I already mentioned how decision-making with separate finances is like dating. the following are perks that married couples with merged finances enjoy.

equality

There’s no question that one partner will earn more than the other. but if a marriage is 2 halves coming together, why should one partner live a better lifestyle?

pride

My wife and I operate several businesses, each with their own bank account. We also freelance, have “passive income” projects, and own various equities. Recently I found out that one of the accounts she manages had a lot more money in it than I thought, which led to celebration instead of jealousy.

shared burdens

when your money is “your money,” a loss is 100% your loss. If a car breaks down, a family member needs help, or you just plain want to do something nice, merging finances means each hit is only half as painful.

long-term planning

I can’t imagine what it would be like to make 5- or 20-year plans using the calculus of “but my partner will only have $X to spare by then.” One master pot of gold means the future is our oyster, and we share in the joy of creating it.

parenting

I don’t have kids YET, but as a former kid myself I know they’re experts at detecting which parent is likely to say yes to a given proposal. shared finances means my kids won’t be able to favor the “richer” or “more generous” parent.

how to get closer, with money

married couples with separate finances usually get set up that way by the higher-earning partner. the lower earning partner goes along with it because hey, who are they to “take advantage” of the person they love?

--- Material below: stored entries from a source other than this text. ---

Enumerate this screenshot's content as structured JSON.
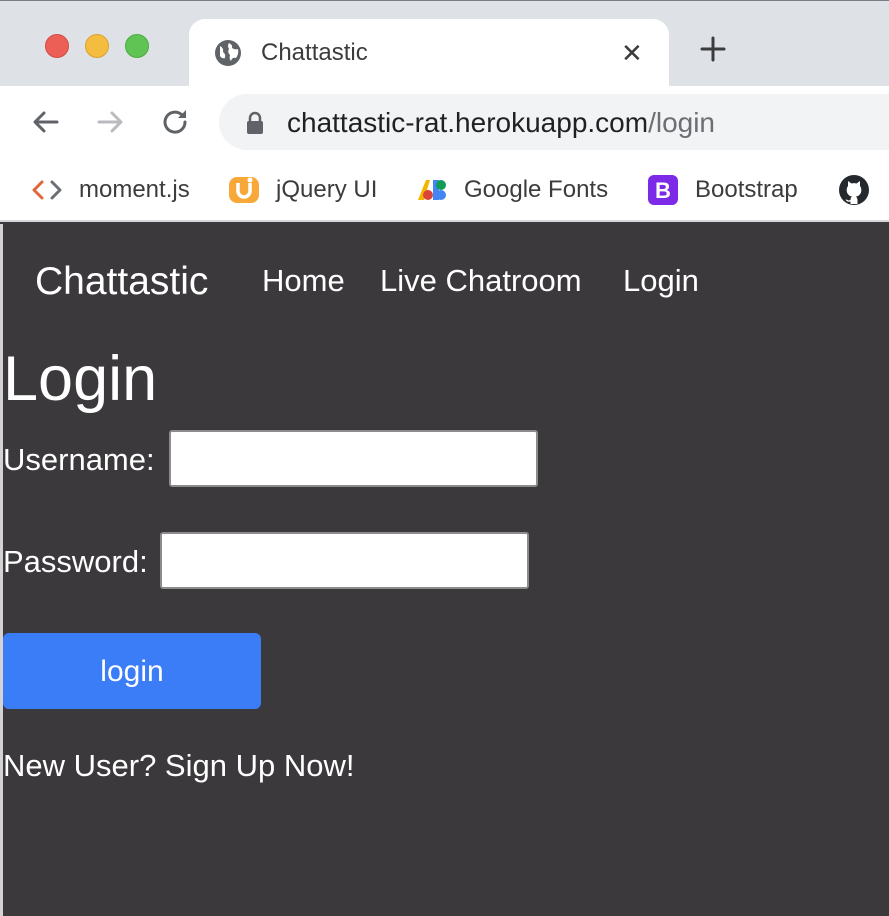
{
  "browser": {
    "tab": {
      "title": "Chattastic"
    },
    "url": {
      "host": "chattastic-rat.herokuapp.com",
      "path": "/login"
    },
    "bookmarks": [
      {
        "label": "moment.js",
        "icon": "code-brackets-icon"
      },
      {
        "label": "jQuery UI",
        "icon": "jquery-ui-icon"
      },
      {
        "label": "Google Fonts",
        "icon": "google-fonts-icon"
      },
      {
        "label": "Bootstrap",
        "icon": "bootstrap-icon"
      },
      {
        "label": "",
        "icon": "github-icon"
      }
    ]
  },
  "navbar": {
    "brand": "Chattastic",
    "links": [
      "Home",
      "Live Chatroom",
      "Login"
    ]
  },
  "page": {
    "heading": "Login",
    "username_label": "Username:",
    "username_value": "",
    "password_label": "Password:",
    "password_value": "",
    "login_button": "login",
    "signup_text": "New User? Sign Up Now!"
  },
  "colors": {
    "page_background": "#3b393b",
    "button": "#3b7cf7",
    "text": "#ffffff"
  }
}
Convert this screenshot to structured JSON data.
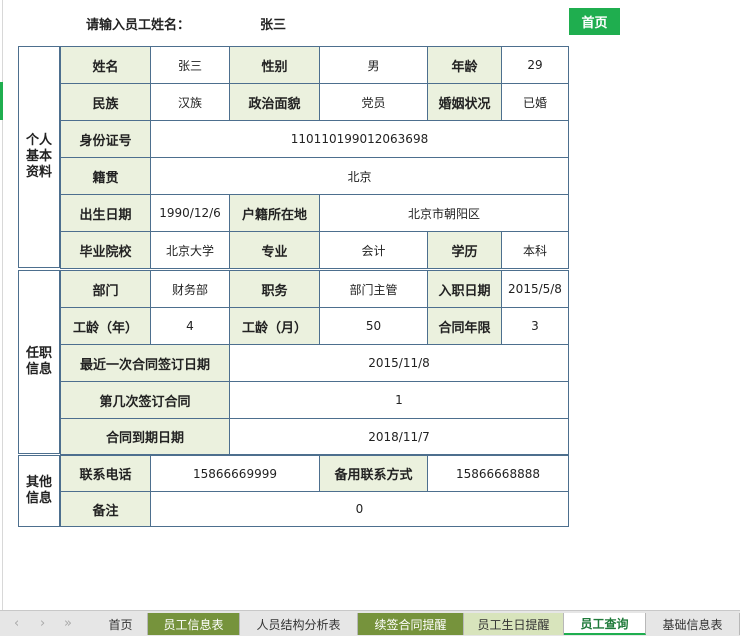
{
  "header": {
    "prompt_label": "请输入员工姓名：",
    "employee_name": "张三",
    "home_button": "首页"
  },
  "sections": {
    "personal": "个人基本资料",
    "job": "任职信息",
    "other": "其他信息"
  },
  "personal": {
    "name_label": "姓名",
    "name_value": "张三",
    "gender_label": "性别",
    "gender_value": "男",
    "age_label": "年龄",
    "age_value": "29",
    "ethnicity_label": "民族",
    "ethnicity_value": "汉族",
    "political_label": "政治面貌",
    "political_value": "党员",
    "marital_label": "婚姻状况",
    "marital_value": "已婚",
    "id_label": "身份证号",
    "id_value": "110110199012063698",
    "native_label": "籍贯",
    "native_value": "北京",
    "birth_label": "出生日期",
    "birth_value": "1990/12/6",
    "hukou_label": "户籍所在地",
    "hukou_value": "北京市朝阳区",
    "school_label": "毕业院校",
    "school_value": "北京大学",
    "major_label": "专业",
    "major_value": "会计",
    "degree_label": "学历",
    "degree_value": "本科"
  },
  "job": {
    "dept_label": "部门",
    "dept_value": "财务部",
    "position_label": "职务",
    "position_value": "部门主管",
    "hire_label": "入职日期",
    "hire_value": "2015/5/8",
    "tenure_years_label": "工龄（年）",
    "tenure_years_value": "4",
    "tenure_months_label": "工龄（月）",
    "tenure_months_value": "50",
    "contract_term_label": "合同年限",
    "contract_term_value": "3",
    "last_sign_label": "最近一次合同签订日期",
    "last_sign_value": "2015/11/8",
    "sign_count_label": "第几次签订合同",
    "sign_count_value": "1",
    "expiry_label": "合同到期日期",
    "expiry_value": "2018/11/7"
  },
  "other": {
    "phone_label": "联系电话",
    "phone_value": "15866669999",
    "alt_contact_label": "备用联系方式",
    "alt_contact_value": "15866668888",
    "notes_label": "备注",
    "notes_value": "0"
  },
  "tabs": [
    {
      "label": "首页"
    },
    {
      "label": "员工信息表"
    },
    {
      "label": "人员结构分析表"
    },
    {
      "label": "续签合同提醒"
    },
    {
      "label": "员工生日提醒"
    },
    {
      "label": "员工查询"
    },
    {
      "label": "基础信息表"
    }
  ],
  "colors": {
    "accent": "#1fae4f",
    "label_bg": "#ebf1de",
    "border": "#4d6f8e",
    "tab_green": "#76933c",
    "tab_light": "#d8e4bc"
  }
}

ironically, sometimes it is the higher earning partner who is taking advantage. As a southerner once told me, these people “want all the milk without having to buy the cow.”

The question we must ask ourselves, then, is why we’re afraid to commit.

because we can always make more money. We can always trade in our expensive cars or cancel the lease on an overpriced apartment. what we can’t do — at least in the same number of clicks — is reverse a marriage.

letting someone sleep next to you for 50 years, with a drawer full of knives in the next room, is a lot more risky than letting them buy a latte with your paycheck, no?